# Optimising Your Training and Testing Set For ML Algorithms

March 12, 2022

In the last few articles on various occasions we trained our model using a training set and checked whether our model had learned anything using the testing set. But we didn’t discuss how our training and testing set must look like, about their importance, process of training and many more things related to it . In this article we will discuss the Training Data and Testing Data.

So let’s go through them one by one.

## Training Data:

Assume that you are learning mathematics in your school. School is a place where you learn, train yourself, update or enhance your skill. In this case you have been training to solve certain mathematical problems. You solve various solved examples in the textbook, go through different methods to solve, train yourself to recognise the problem and accordingly use a suitable method to solve the problem. The solved examples are nothing but the training data.The problem is the input and the right answer is the output. Here you don’t guess the answer but try to find the right answer. Every input problem has a valid right answer and you are supervised to find the right answer.

The collection of all the samples we’re going to learn from, along with their labels (answers), is called a training set. Training set generally consists of many diverse examples. Using a training set our model learns to guess the output. If the output guessed is right we move on to the next data point else we feed the right output and continue the process. Below is the flow chart which shows how models are trained-

From the training set we feed the training set sample to the model and it tries to predict the right output or label ( I will use output and label interchangeably as they both imply the same thing). If the output is correct then we go on to the next training set sample and if the output guessed is wrong then we update the output with the correct one and move on to the next training set sample. As the training of the model progresses there are some internal variables which help the model to predict the right label. This gets updated with every right and wrong prediction.

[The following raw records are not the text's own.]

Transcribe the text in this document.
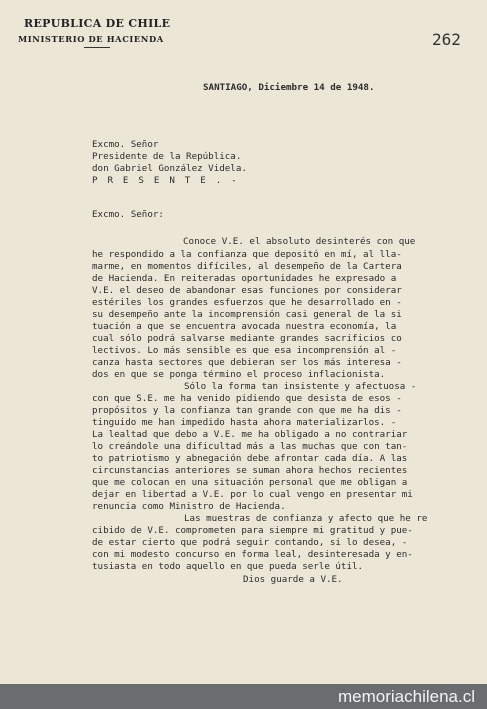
REPUBLICA DE CHILE
MINISTERIO DE HACIENDA	262
SANTIAGO, Diciembre 14 de 1948.
Excmo. Señor
Presidente de la República.
don Gabriel González Videla.
P R E S E N T E . -
Excmo. Señor:
Conoce V.E. el absoluto desinterés con que
he respondido a la confianza que depositó en mí, al lla-
marme, en momentos difíciles, al desempeño de la Cartera
de Hacienda. En reiteradas oportunidades he expresado a
V.E. el deseo de abandonar esas funciones por considerar
estériles los grandes esfuerzos que he desarrollado en -
su desempeño ante la incomprensión casi general de la si
tuación a que se encuentra avocada nuestra economía, la
cual sólo podrá salvarse mediante grandes sacrificios co
lectivos. Lo más sensible es que esa incomprensión al -
canza hasta sectores que debieran ser los más interesa -
dos en que se ponga término el proceso inflacionista.
Sólo la forma tan insistente y afectuosa -
con que S.E. me ha venido pidiendo que desista de esos -
propósitos y la confianza tan grande con que me ha dis -
tinguido me han impedido hasta ahora materializarlos. -
La lealtad que debo a V.E. me ha obligado a no contrariar
lo creándole una dificultad más a las muchas que con tan-
to patriotismo y abnegación debe afrontar cada día. A las
circunstancias anteriores se suman ahora hechos recientes
que me colocan en una situación personal que me obligan a
dejar en libertad a V.E. por lo cual vengo en presentar mi
renuncia como Ministro de Hacienda.
Las muestras de confianza y afecto que he re
cibido de V.E. comprometen para siempre mi gratitud y pue-
de estar cierto que podrá seguir contando, si lo desea, -
con mi modesto concurso en forma leal, desinteresada y en-
tusiasta en todo aquello en que pueda serle útil.
Dios guarde a V.E.
memoriachilena.cl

Each time we run through a complete training set, we say that we have trained for one epoch. We usually run through many such epochs so the system sees every sample many times.

After training the model it’s time to check if our model is predicting labels accurately. To do this we need a testing dataset.

## Testing Data:

Before we begin, here is a story. Once upon a time, the US Army wanted to use neural networks to automatically detect camouflaged enemy tanks. So researchers trained a neural network using standard supervised learning techniques. They used 200 photos, 100 unique training dataset and 100 testing dataset. In both training and testing datasets 50% of the photos contained camouflaged tanks in trees and another 50% of photos contained trees with no tank. The researchers ran the neural network on the remaining 100 photos and without further training the neural network classified all remaining photos correctly. Success confirmed!

The researcher’s handed the finished work to the Pentagon, who soon returned it is complaining that in their own tests the neural network did no better than chance at discriminating photos. It turned out that in the researcher’s data set, photos of camouflaged tanks had been taken on cloudy days, while photos of plain forest had been taken on sunny days. The neural network had learned to distinguish cloudy days from sunny days, instead of distinguishing camouflaged tanks from empty forest.

Hence, we have to be very careful while training machine learning models. Like in the previous example if our training dataset is not diverse then there are chances of overfitting. To avoid this, we need some measure other than performance on the training set to predict how well our system is going to do if we deploy it.

It would be great if there was some algorithm or formula which would have told us how good our model is. But there isn’t. So we have to do this in a traditional way like our scientists do. We need experiments to see what actually happens in the real world. We also must run experiments to see how well our systems perform.

To achieve this we need to give new, unseen data to our model and see how well it does on new, unseen data. This unseen data is nothing but our Testing set.

We never learn from test data. By now you know that more the data points in the training set, the more the accuracy increases. Now you might think that, okay let’s train our model on the entire dataset and then split the dataset into a training and testing set, and then evaluate our model on the testing set. This indeed will give you 100% accuracy but this is what we call cheating. If you deploy your model now It will not give you good results.

It is the same as mugging up all the solutions to a mathematics problem and getting good marks in final exams, and then failing in all the entrance exams.

If we take the example of our school, testing is similar to final exams in our schools and marks tell us how much we have understood. Of course if we already know the question and its solution beforehand, we will perform well. But again this will be cheating as before where you trained your model for the entire dataset.

For this reason we split the dataset into a training set and a testing set before training our model. So now we train our model on training data and check performance on unseen dataset which replicates the real world i.e testing set. We use the testing dataset only once after the training is over. We must always ensure our model never sees a testing set during training.

The problem of accidentally learning from the test data has its own name: data leakage, also called data contamination, or contaminated data. Always make sure the test data is kept separate and that it is only used once, when training has been completed.

## Summary:

We often split our original data collection into two pieces: training set and testing set. Training set consists of 75 – 80 % of the original dataset and the testing set consists of 25-20% of the original dataset. During splitting, samples are chosen randomly for each set. Most machine-learning libraries offer routines to perform this splitting process for us.